Sentenza Sentenza Cassazione Civile n. 13880 del 01/06/2017

Cassazione civile, sez. I, 01/06/2017, (ud. 30/03/2017, dep.01/06/2017),  n. 13880

 

LA CORTE SUPREMA DI CASSAZIONE

SEZIONE PRIMA CIVILE

Composta dagli Ill.mi Sigg.ri Magistrati:

Dott. DI PALMA Salvatore – Presidente –

Dott. SAMBITO Maria Giovanna – Consigliere –

Dott. VALITUTTI Antonio – Consigliere –

Dott. ACIERNO Maria – rel. Consigliere –

Dott. LAMORGESE Antonio Pietro – Consigliere –

ha pronunciato la seguente:

SENTENZA

sul ricorso 29407/2015 proposto da:

B.G., elettivamente domiciliato in Roma, Via Cassiodoro

n. 1/a, presso l’avvocato Scarselli Giuliano, che lo rappresenta e

difende unitamente all’avvocato Brombin Francesca, giusta procura in

calce al ricorso;

– ricorrente –

contro

Br.Do., elettivamente domiciliata in Roma, Viale Bruno

Buozzi n. 82, presso l’avvocato Iannotta Antonella, rappresentata e

difesa dall’avvocato Ricchi Carlo, giusta procura a margine del

controricorso;

– controricorrente –

avverso la sentenza n. 1655/2015 della CORTE D’APPELLO di FIRENZE,

depositata il 29/09/2015;

udita la relazione della causa svolta nella pubblica udienza del

30/03/2017 dal Cons. Dott. ACIERNO MARIA;

udito il P.M., in persona del Sostituto Procuratore Generale CERONI

Francesca, che ha concluso per il rigetto del ricorso;

udito, per il ricorrente, l’Avvocato Scarselli Giuliano che si

riporta;

udito, per la controricorrente, l’Avvocato Ricchi Carlo che si

riporta.

Fatto

FATTI DI CAUSA

Br.Do., nata il (OMISSIS), ha convenuto in giudizio dinanzi al Tribunale di Siena B.G. per chiedere che ne fosse accertata e dichiarata giudizialmente la paternità naturale, asserendo di essere nata da una relazione che quest’ultimo aveva avuto con sua madre, Br.Ma.Lu., nel (OMISSIS).

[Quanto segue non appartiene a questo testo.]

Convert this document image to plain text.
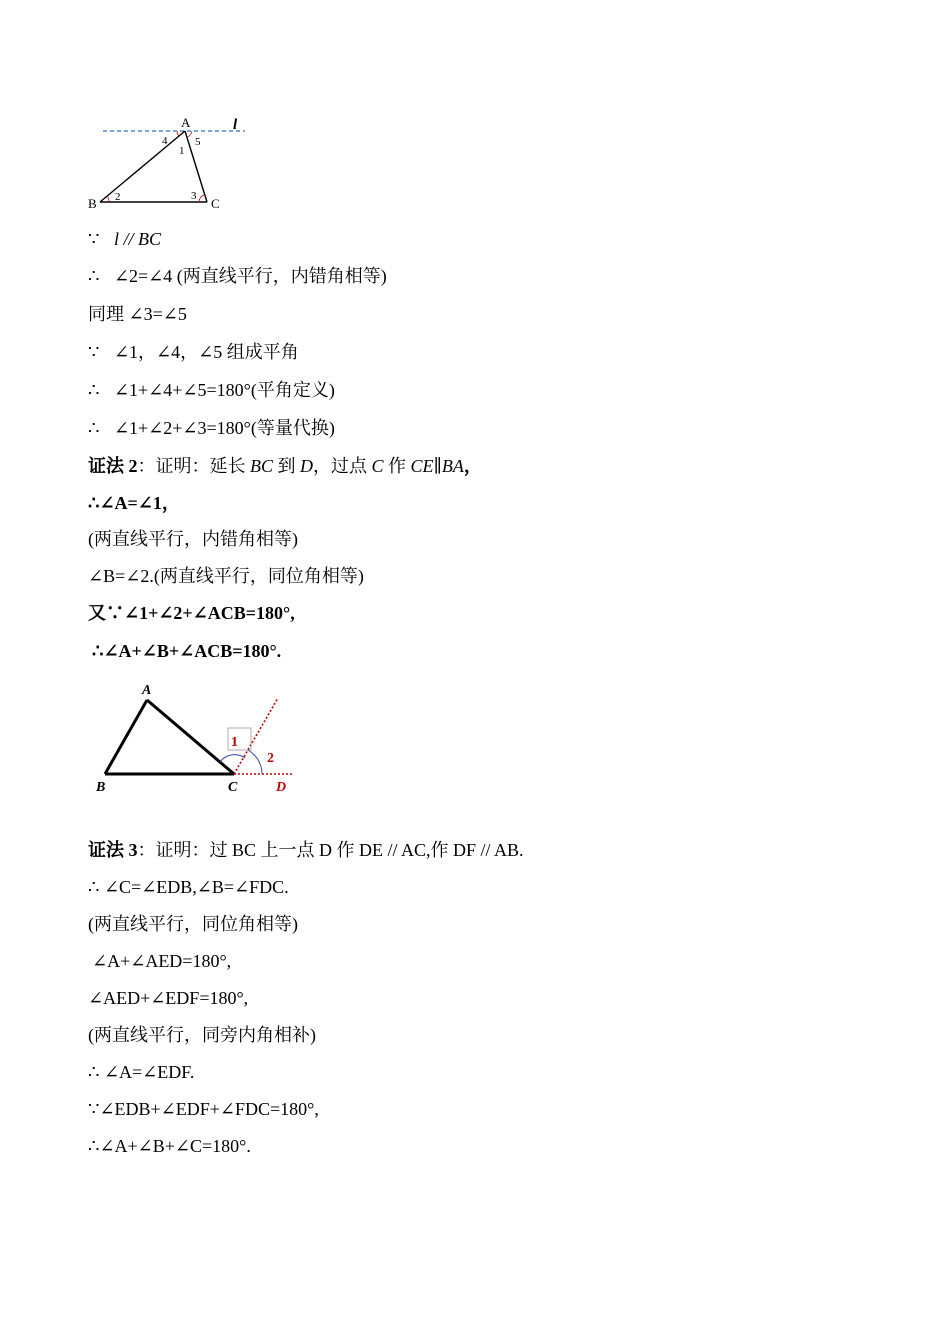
A	l
B	C
4	5
1
2	3
∵ l // BC
∴ ∠2=∠4 (两直线平行，内错角相等)
同理 ∠3=∠5
∵ ∠1，∠4，∠5 组成平角
∴ ∠1+∠4+∠5=180°(平角定义)
∴ ∠1+∠2+∠3=180°(等量代换)
证法 2：证明：延长 BC 到 D，过点 C 作 CE∥BA，
∴∠A=∠1，
(两直线平行，内错角相等)
∠B=∠2.(两直线平行，同位角相等)
又∵∠1+∠2+∠ACB=180°,
∴∠A+∠B+∠ACB=180°.
A
B	C	D
1
2
证法 3：证明：过 BC 上一点 D 作 DE // AC,作 DF // AB.
∴ ∠C=∠EDB,∠B=∠FDC.
(两直线平行，同位角相等)
∠A+∠AED=180°,
∠AED+∠EDF=180°,
(两直线平行，同旁内角相补)
∴ ∠A=∠EDF.
∵∠EDB+∠EDF+∠FDC=180°,
∴∠A+∠B+∠C=180°.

Il B., costituitosi in giudizio, ha affermato di non ricordare di aver avuto una relazione sessuale con Br.Ma.Lu., conosciuta in occasione delle lezioni di matematica che ella gli impartiva, e comunque di non essere stato informato di nulla all’epoca della nascita della presunta figlia, ma di essere stato ricontattato dalla donna soltanto nel (OMISSIS) con una lettera contenente riferimenti a fatti avvenuti nel (OMISSIS), poi nel (OMISSIS) con messaggi recapitati alla segreteria telefonica e infine nel (OMISSIS) da Br.Do. con una lettera in cui questa dichiarava di essere sua figlia e di avere bisogno di denaro.

Istruita la causa con le prove documentali (le lettere sopracitate), l’interrogatorio formale del convenuto e la testimonianza di Br.La., cugina dell’attrice, il Tribunale ha disatteso l’istanza di ammissione di consulenza tecnica d’ufficio ed ha rigettato la domanda in quanto non ha rinvenuto alcun elemento, nemmeno di natura indiziaria, relativo al presunto rapporto di filiazione tra B.G. e Br.Do., non potendosi dare rilievo alle dichiarazioni della madre, chiamata in causa dal B..

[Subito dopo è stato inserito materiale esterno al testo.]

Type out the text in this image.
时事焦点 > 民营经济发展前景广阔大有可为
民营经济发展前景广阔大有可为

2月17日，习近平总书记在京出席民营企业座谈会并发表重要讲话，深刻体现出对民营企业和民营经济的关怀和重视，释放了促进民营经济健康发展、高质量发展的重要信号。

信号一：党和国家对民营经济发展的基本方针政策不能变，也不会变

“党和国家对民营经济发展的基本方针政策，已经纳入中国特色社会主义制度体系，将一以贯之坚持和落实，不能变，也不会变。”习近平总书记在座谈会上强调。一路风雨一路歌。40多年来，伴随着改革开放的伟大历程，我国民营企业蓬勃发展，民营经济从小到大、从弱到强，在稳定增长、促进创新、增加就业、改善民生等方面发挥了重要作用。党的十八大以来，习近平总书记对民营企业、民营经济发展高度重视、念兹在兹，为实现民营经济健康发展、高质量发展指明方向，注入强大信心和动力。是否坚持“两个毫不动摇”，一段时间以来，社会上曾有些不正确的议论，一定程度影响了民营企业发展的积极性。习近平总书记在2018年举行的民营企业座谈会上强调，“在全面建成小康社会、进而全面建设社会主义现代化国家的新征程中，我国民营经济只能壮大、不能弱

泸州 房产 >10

La Corte d’appello di Firenze, investita dell’impugnazione proposta da Br.Do., ha invece disposto la consulenza tecnica d’ufficio genetica, cui l’appellato ha rifiutato di sottoporsi per ragioni di salute. Con sentenza del 04/09/2015, in riforma della pronuncia di primo grado, la corte territoriale ha accolto la domanda di Br.Do. ed ha dichiarato la stessa figlia di B.G., disponendo le relative annotazioni a margine dell’atto di nascita.

In particolare la Corte territoriale ha rilevato, per quel che ancora interessa:

che l’ordinanza di ammissione della c.t.u. genetica non era viziata d’illegittimità in quanto essa trovava fondamento, da un lato, nell’esistenza di elementi di prova circa la sussistenza di una relazione tra lui e Br.Ma.Lu. in epoca compatibile con il concepimento; dall’altro, nella peculiarità dell’oggetto dell’accertamento, che richiede l’ausilio di specifiche indagini tecniche da parte di un accertamento peritale in funzione c.d. percipiente;

che il diniego opposto dal B. di sottoporsi ad esame peritale risultava ingiustificato anche alla luce del suo quadro clinico, attesa l’assoluta non invasività dell’indagine, consistente in un semplice prelievo salivare dalla mucosa boccale;

che tale rifiuto ingiustificato, valutato congiuntamente all’incontestata frequentazione tra il B. e Br.Ma.Lu. in epoca compatibile con il concepimento, integrava la prova della fondatezza della domanda di accertamento di paternità.

Diritto

RAGIONI DELLA DECISIONE

Avverso tale pronuncia ha proposto ricorso per cassazione, accompagnato da memoria ex art. 378 c.p.c., B.G.. Resiste con controricorso, anch’esso accompagnato da memoria, Br.Do..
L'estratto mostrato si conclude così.